1558年6月 桶狭間奇襲<二>
永禄元年(1558年)六月 尾張国桶狭間近辺
永禄元年六月十四日正午。善照寺砦を進発した高秀高率いる軍勢二千余りは、強く降り続く豪雨の中、先程の軍議で進路の候補として決めていた、手越道へ向かうべく南下していた。
「殿!細根山にござる!」
秀高勢の先頭、全軍を率いて率先して前を進む秀高の前で、道案内兼先導を務めている簗田政綱が、細根山の麓に付いたことを秀高に知らせた。ここ細根山は、麓に十字路があり、そこから二方向に桶狭間へと向かう道が分かれていたのである。

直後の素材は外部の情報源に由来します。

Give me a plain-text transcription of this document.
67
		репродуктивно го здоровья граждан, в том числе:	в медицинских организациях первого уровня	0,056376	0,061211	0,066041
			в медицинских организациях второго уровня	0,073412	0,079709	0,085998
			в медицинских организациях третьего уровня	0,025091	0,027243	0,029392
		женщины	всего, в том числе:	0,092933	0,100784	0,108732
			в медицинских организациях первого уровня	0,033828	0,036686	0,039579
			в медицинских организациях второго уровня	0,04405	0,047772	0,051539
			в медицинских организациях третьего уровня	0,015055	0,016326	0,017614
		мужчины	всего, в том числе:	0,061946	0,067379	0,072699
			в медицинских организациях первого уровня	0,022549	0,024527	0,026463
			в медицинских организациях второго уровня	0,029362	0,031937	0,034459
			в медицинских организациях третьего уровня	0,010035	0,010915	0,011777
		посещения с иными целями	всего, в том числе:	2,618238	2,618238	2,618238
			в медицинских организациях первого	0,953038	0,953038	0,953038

「そうか…政綱!まっすぐ行けば今川勢がいるんだな?」
「ははっ!今川勢に悟られぬためには、この道を左に曲がるべきかと。そうすれば会下山へと抜けられます!」
政綱から情報を得た秀高は軍勢の方を振り向くと、十字路を左に向かうように手で指示をした。そして秀高はそのまま馬を進め、粛々と軍勢もそれに続いて行った。やがて軍勢が会下山に到達すると、そこに伊助が待っていた。
「おぉ、伊助!今川本隊の様子はどうだ?」
秀高が伊助の姿を見て話しかけると、伊助は手短に用件を報告した。
「はっ。敵は酒食を振る舞ったおかげで寝静まっており、あまつさえこの豪雨で足軽たちが雨宿りをしに本隊から離れています。」
「そうか…報せご苦労!」
秀高は伊助にそう言うと、素早く馬の足を前に進めた。この軍勢の行軍は実際に今川勢に気取られておらず、あまつさえこの豪雨で兵馬の足音がかき消されていたのである。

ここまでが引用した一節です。